Through our activity, we will be more proactive in anticipating wrongdoing, dealing with it speedily where we find it. We will continue to deploy our increasingly sophisticated approach to intelligence gathering and data analysis, improving how we use data and intelligence to inform our work, helping us to identify and address the issues and risks that emerge.

This will be supported by the introduction of the improved Annual Return 2023 question set onto our digital services following widespread consultation last year, as well as making the changes to our current system for the classification of what charities do so that we are able to understand better the charity sector through segmentation.

Working with others, we will also continue to progress the redevelopment of the SORP accounting framework, and our long-term work ambitions for the digitisation of charity accounts.

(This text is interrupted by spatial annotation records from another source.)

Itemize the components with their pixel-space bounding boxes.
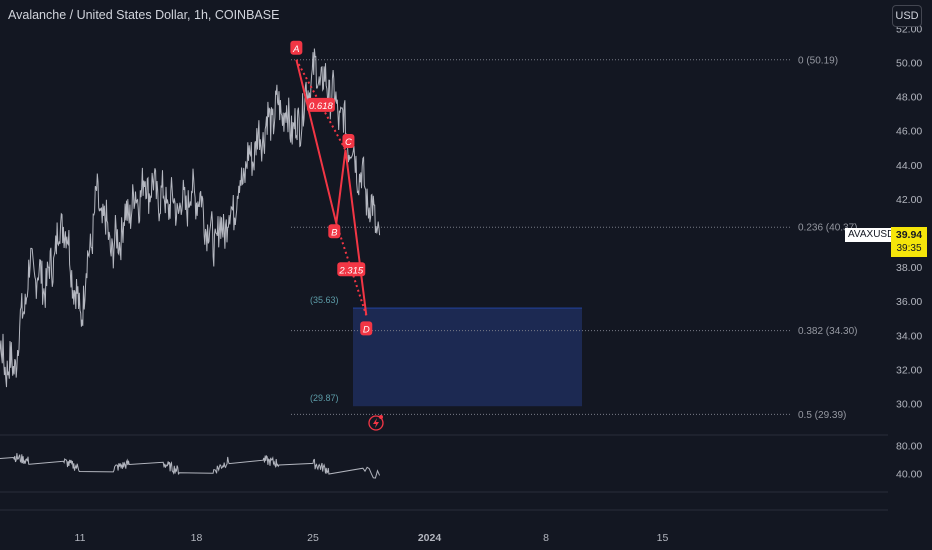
y-tick-label: 42.00 — [896, 194, 922, 206]
pattern-point-c-badge — [342, 133, 355, 148]
flash-icon — [368, 415, 384, 431]
y-tick-label: 32.00 — [896, 364, 922, 376]
pattern-point-a-badge — [290, 40, 303, 55]
x-tick-label: 18 — [191, 532, 203, 544]
icon-layer — [368, 415, 384, 431]
x-tick-label: 8 — [543, 532, 549, 544]
y-tick-label: 46.00 — [896, 126, 922, 138]
x-tick-label: 15 — [657, 532, 669, 544]
fibonacci-levels: 0 (50.19) 0.236 (40.37) 0.382 (34.30) 0.5 (… — [291, 55, 858, 421]
last-price-value: 39.94 — [895, 229, 923, 241]
oscillator-pane — [0, 453, 381, 479]
symbol-price-tag: AVAXUSD — [845, 228, 898, 242]
axes: 52.0050.0048.0046.0044.0042.0038.0036.00… — [75, 23, 923, 544]
oscillator-line — [0, 453, 381, 479]
pattern-point-b-badge — [328, 224, 341, 239]
y-tick-label: 34.00 — [896, 330, 922, 342]
y-tick-label: 50.00 — [896, 58, 922, 70]
harmonic-pattern[interactable]: A B C D 0.618 2.315 — [290, 40, 373, 336]
flash-icon-dot — [379, 415, 383, 419]
flash-icon-bolt — [373, 418, 379, 428]
pattern-point-label: B — [331, 227, 338, 238]
pattern-point-label: A — [292, 44, 299, 55]
ratio-label: 0.618 — [309, 101, 333, 112]
zone-top-label: (35.63) — [310, 295, 339, 305]
ratio-line-bd — [335, 222, 368, 316]
fib-level-label: 0.236 (40.37) — [798, 223, 858, 234]
zone-bottom-label: (29.87) — [310, 393, 339, 403]
target-zone-layer: (35.63) (29.87) — [310, 295, 582, 407]
fib-level-label: 0 (50.19) — [798, 55, 838, 66]
bar-countdown: 39:35 — [896, 243, 922, 254]
fib-level-label: 0.382 (34.30) — [798, 326, 858, 337]
y-tick-label: 48.00 — [896, 92, 922, 104]
pattern-legs — [295, 59, 368, 316]
pattern-point-label: C — [345, 137, 352, 148]
pattern-point-label: D — [363, 324, 370, 335]
target-zone — [353, 308, 582, 407]
y-tick-label: 44.00 — [896, 160, 922, 172]
price-line — [0, 48, 381, 388]
fib-level-label: 0.5 (29.39) — [798, 410, 846, 421]
price-series — [0, 48, 381, 388]
y-tick-label: 36.00 — [896, 296, 922, 308]
oscillator-tick-label: 40.00 — [896, 469, 922, 481]
chart-title: Avalanche / United States Dollar, 1h, CO… — [8, 8, 280, 22]
ratio-label-badge — [337, 262, 366, 277]
currency-button[interactable]: USD — [892, 5, 922, 27]
x-tick-label: 2024 — [418, 532, 442, 544]
x-tick-label: 25 — [307, 532, 319, 544]
pattern-point-d-badge — [360, 321, 373, 336]
ratio-label-badge — [306, 97, 335, 112]
x-tick-label: 11 — [75, 532, 86, 544]
oscillator-tick-label: 80.00 — [896, 441, 922, 453]
y-tick-label: 30.00 — [896, 399, 922, 411]
chart-grid — [0, 434, 888, 511]
y-tick-label: 38.00 — [896, 262, 922, 274]
last-price-tag: 39.94 39:35 — [891, 227, 927, 257]
ratio-label: 2.315 — [338, 265, 363, 276]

Priority 4: We will invest in our people and our systems so that we continue to be an expert Commission

Our activities under this priority are focused on achieving our ambition to be an expert Commission. We want the Commission to be a great place to work with an employee experience that attracts, retains, engages and develops talented people who believe in what the Commission does. We will continue to develop our offer for staff in this context. To empower our people to deliver excellence in regulation, we will equip them with the knowledge they need through updates and amendments to our operational guidance, as well as looking to bolster capacity by seeking to improve, continuously, existing casework processes.

Through the delivery of the next phase of our IT roadmap, and a wider programme of continuous improvement, we will make sure that our people can deliver their work effectively and efficiently, improving how we use existing systems as well as introducing new ones where appropriate.

This year, we will be developing and will publish our new 5 year strategy from 2024, which will set out a clear and ambitious vision for our future as an expert Commission, which is fair, balanced and independent in the way it delivers its regulation.

Tracking our performance

We will report performance against our Business Plan in our Annual Report for that financial year. We will also continue to track our performance against our Strategic Impact Measures and Customer Service Standards, to ensure the public can see how, each year, the Commission is meeting its strategic and operational objectives.